Friday, August 3, 2007

Keep Dreaming

House hunting is hard, complicated, and irritating. My whole living situation is pretty much all of those right now too.

I'm sick or something like it at least 2 days of the week. And I try to blame it on my period but apparently that isn't a good excuse for the rest of the 3 weeks in every month. I guess that means 1) i'm unhealthy 2) i'm too stressed out or 3) i need more sleep.

There aren't enough hours in a day for me to sleep as much as I want. I want to sleep in till 12. Take an hour nap at 2. and then a 2 hour nap at 7. and then i want to go to bed and 3 in the morning. That'd be my dream life schedule. And while I'm talking about my dream life...

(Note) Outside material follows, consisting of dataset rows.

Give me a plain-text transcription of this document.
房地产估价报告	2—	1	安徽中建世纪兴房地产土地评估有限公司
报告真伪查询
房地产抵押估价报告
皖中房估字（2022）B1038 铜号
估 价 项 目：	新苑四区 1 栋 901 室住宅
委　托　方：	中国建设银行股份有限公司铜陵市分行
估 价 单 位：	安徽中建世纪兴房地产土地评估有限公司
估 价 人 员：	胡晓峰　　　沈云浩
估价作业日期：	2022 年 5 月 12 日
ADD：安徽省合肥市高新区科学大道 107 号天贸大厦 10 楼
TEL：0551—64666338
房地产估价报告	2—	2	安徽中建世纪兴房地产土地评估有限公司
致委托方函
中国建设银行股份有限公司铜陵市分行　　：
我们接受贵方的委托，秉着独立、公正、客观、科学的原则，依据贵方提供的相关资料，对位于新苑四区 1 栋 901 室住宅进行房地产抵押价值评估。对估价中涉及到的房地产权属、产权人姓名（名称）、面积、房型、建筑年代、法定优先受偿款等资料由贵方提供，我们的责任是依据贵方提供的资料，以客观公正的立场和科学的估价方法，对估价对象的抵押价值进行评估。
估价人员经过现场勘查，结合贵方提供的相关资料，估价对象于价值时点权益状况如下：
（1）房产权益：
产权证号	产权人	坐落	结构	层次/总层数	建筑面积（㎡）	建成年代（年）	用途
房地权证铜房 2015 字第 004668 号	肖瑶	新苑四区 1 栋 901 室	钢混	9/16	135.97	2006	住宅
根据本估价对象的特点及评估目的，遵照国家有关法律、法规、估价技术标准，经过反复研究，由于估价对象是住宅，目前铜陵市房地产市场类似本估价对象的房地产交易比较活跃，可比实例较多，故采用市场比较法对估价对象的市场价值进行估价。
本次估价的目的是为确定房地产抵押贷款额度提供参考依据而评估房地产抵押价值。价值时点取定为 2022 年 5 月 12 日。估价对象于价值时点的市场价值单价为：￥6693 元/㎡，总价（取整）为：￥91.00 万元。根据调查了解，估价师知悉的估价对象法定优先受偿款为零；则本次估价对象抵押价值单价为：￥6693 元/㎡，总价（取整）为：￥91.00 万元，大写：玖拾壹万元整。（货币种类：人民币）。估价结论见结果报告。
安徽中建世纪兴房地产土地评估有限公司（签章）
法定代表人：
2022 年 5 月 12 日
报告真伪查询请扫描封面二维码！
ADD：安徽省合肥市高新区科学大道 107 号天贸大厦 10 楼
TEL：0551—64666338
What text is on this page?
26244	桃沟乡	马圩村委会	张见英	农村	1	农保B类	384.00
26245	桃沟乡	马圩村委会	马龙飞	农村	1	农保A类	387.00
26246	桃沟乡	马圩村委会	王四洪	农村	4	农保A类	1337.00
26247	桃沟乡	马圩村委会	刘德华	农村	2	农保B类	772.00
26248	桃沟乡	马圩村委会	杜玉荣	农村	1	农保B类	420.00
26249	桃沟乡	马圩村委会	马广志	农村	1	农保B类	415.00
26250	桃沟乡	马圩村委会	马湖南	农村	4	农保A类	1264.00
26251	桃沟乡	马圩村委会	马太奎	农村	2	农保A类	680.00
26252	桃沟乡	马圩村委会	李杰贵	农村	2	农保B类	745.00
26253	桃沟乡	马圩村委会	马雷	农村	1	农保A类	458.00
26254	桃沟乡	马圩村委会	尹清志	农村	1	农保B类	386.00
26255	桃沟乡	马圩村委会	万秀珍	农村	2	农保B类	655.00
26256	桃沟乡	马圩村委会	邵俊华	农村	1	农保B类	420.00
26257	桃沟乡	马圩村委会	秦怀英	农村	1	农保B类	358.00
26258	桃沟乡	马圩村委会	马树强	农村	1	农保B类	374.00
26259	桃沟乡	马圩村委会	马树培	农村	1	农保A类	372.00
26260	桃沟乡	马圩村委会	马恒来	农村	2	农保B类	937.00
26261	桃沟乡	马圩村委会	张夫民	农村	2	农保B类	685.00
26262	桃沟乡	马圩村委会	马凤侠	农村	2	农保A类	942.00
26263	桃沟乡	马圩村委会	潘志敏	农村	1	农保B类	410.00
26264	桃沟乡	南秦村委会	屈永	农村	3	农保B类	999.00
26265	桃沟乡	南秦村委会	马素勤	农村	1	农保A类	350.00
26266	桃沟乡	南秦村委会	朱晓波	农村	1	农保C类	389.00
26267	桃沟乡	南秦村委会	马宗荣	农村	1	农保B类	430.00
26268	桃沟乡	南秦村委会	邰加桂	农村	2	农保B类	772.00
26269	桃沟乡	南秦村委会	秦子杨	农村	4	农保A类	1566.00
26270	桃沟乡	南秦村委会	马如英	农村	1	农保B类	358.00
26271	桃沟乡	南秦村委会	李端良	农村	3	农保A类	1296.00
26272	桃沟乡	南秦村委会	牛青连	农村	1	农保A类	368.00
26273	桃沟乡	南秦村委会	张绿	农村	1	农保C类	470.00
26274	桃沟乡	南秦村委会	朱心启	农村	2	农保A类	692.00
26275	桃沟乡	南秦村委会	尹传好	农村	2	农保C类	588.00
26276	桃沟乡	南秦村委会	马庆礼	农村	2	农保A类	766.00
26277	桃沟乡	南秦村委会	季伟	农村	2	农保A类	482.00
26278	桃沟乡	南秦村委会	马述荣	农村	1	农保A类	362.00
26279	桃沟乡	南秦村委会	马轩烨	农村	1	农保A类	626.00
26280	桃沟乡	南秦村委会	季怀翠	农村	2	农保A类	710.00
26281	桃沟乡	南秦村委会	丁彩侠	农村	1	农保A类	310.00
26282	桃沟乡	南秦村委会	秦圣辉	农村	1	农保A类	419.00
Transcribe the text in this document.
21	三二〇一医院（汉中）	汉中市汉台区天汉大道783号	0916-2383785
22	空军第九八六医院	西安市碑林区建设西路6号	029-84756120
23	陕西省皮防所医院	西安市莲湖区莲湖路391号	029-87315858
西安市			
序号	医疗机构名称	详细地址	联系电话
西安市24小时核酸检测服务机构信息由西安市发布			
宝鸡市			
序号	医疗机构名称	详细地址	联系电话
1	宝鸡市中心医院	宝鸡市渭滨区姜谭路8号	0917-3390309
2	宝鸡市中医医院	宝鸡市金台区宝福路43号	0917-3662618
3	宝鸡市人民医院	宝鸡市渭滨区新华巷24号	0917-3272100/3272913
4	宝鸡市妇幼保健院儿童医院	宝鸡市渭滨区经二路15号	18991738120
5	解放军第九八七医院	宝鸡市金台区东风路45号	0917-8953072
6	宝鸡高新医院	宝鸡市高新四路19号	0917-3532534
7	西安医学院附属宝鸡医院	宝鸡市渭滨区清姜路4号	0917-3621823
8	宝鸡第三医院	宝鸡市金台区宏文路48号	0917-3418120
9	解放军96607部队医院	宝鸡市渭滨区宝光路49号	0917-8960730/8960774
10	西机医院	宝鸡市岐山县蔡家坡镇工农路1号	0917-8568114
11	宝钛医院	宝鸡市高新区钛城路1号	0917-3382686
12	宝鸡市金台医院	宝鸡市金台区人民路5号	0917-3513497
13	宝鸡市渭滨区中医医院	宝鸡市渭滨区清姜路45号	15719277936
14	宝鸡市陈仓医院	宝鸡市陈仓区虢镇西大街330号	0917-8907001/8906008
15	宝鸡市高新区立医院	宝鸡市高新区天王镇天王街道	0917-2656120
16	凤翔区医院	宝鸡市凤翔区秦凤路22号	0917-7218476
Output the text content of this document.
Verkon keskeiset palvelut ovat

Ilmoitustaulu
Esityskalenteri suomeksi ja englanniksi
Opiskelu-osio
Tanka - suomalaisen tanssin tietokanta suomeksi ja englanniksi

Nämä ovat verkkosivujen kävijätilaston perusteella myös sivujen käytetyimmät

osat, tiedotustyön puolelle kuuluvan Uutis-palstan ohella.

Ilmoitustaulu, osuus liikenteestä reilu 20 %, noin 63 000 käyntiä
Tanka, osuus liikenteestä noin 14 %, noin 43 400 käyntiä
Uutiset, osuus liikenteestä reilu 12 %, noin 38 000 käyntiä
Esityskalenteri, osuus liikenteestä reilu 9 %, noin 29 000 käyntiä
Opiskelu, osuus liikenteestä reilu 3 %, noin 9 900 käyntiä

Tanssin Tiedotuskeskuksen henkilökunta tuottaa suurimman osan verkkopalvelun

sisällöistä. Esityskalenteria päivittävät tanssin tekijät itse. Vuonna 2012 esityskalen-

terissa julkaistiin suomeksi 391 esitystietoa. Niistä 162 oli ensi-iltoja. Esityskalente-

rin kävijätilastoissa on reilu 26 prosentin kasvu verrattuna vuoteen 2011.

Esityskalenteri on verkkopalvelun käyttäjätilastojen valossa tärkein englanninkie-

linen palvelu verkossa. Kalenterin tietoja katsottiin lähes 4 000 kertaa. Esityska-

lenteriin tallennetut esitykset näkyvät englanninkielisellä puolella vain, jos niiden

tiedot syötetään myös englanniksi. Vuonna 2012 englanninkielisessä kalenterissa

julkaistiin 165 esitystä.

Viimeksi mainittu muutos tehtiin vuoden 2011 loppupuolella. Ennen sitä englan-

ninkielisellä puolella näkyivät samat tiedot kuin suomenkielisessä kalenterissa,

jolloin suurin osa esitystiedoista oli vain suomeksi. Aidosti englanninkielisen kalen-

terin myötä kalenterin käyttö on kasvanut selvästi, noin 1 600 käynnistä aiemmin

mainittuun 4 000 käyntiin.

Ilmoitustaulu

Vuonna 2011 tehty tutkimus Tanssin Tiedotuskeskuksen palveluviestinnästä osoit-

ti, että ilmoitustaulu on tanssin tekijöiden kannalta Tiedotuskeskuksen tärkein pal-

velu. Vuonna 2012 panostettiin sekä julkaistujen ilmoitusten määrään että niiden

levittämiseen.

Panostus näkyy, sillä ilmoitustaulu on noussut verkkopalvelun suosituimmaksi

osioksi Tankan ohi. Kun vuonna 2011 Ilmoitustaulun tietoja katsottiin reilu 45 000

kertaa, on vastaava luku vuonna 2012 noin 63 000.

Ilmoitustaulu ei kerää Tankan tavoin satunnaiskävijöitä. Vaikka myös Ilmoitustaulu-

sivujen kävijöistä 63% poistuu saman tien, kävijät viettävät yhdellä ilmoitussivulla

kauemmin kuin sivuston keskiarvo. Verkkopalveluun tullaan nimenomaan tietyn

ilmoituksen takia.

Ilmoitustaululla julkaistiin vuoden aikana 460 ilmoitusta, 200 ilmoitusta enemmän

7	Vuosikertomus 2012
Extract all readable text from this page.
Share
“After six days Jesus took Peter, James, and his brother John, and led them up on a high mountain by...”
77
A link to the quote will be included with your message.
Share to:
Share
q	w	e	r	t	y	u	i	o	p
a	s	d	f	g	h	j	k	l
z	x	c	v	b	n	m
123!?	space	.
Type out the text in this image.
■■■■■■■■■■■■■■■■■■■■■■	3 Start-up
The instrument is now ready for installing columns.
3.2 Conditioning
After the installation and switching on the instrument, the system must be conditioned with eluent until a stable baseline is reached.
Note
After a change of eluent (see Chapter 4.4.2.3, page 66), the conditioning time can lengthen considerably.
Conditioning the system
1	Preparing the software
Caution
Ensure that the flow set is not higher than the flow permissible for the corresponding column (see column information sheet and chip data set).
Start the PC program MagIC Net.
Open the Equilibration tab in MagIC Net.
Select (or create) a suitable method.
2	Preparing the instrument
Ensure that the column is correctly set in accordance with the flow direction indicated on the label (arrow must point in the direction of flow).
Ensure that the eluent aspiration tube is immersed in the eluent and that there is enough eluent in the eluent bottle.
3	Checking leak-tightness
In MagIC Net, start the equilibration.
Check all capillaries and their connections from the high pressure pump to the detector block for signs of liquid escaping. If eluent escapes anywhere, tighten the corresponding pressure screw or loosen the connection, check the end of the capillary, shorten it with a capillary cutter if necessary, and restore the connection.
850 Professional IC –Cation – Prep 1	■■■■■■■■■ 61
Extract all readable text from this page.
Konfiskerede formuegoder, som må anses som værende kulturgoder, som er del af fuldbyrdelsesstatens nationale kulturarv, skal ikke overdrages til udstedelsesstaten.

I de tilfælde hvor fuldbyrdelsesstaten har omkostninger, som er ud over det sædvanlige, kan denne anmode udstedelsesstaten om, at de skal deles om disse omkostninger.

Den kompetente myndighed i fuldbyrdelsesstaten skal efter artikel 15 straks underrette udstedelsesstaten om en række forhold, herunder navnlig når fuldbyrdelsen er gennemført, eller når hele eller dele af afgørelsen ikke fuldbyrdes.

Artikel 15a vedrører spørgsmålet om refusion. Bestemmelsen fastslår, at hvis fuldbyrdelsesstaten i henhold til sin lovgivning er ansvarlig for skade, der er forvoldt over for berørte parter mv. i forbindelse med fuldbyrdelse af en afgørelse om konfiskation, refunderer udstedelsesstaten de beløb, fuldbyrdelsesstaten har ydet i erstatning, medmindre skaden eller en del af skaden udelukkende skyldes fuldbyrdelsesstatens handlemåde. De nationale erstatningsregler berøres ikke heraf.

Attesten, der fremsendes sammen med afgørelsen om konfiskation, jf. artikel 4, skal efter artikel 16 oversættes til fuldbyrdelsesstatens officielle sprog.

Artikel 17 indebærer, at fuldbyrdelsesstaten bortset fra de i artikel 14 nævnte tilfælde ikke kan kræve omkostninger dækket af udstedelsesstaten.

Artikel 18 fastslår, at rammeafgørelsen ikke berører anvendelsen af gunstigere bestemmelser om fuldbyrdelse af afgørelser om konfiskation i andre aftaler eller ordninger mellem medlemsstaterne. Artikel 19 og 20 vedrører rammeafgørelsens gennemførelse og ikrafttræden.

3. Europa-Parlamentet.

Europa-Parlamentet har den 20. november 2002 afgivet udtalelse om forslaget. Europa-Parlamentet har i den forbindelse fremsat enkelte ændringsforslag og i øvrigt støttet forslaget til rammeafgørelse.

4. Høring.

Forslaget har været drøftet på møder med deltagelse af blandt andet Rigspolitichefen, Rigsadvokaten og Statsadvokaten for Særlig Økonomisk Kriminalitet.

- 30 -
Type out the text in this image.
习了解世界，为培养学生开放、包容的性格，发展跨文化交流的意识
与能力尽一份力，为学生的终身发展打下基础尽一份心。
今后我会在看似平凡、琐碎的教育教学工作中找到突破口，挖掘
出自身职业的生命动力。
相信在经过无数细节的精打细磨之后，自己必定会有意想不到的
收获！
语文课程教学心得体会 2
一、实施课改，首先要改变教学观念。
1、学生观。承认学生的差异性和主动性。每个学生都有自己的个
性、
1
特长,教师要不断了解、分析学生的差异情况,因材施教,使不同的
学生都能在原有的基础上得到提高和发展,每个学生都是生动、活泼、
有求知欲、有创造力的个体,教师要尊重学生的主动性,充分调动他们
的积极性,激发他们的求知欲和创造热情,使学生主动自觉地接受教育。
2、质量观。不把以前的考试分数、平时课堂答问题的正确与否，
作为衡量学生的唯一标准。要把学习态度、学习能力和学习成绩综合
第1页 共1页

I want to write in front of a window every morning. I'd like to sit in the sun and be warm and happy till my head hurts. And I want to eat everything I just so happen to crave as much as I want. I want to buy a lot of things... clothes, furniture, shoes, books... I want to buy everything. And I want to have a home. And I want to travel. I want to see the world and get a little taste of everything. I want to be so heartfull that it inspires people. I want the ability to allow myself to be passionate about the things I believe in. And to share that with the world. I want to know all of the constellations. I want to have the worlds most comfortable bed. And room. And I want to have a lot of sex. lol. maybe that was inappropriate.

And on a much more negative side... I want to never have to come to work here. or see them. I'm 1,000 x's sick of 70% of my family.

Back to the grind of the everyday and the wonderful disrespect showered upon me by my relatives.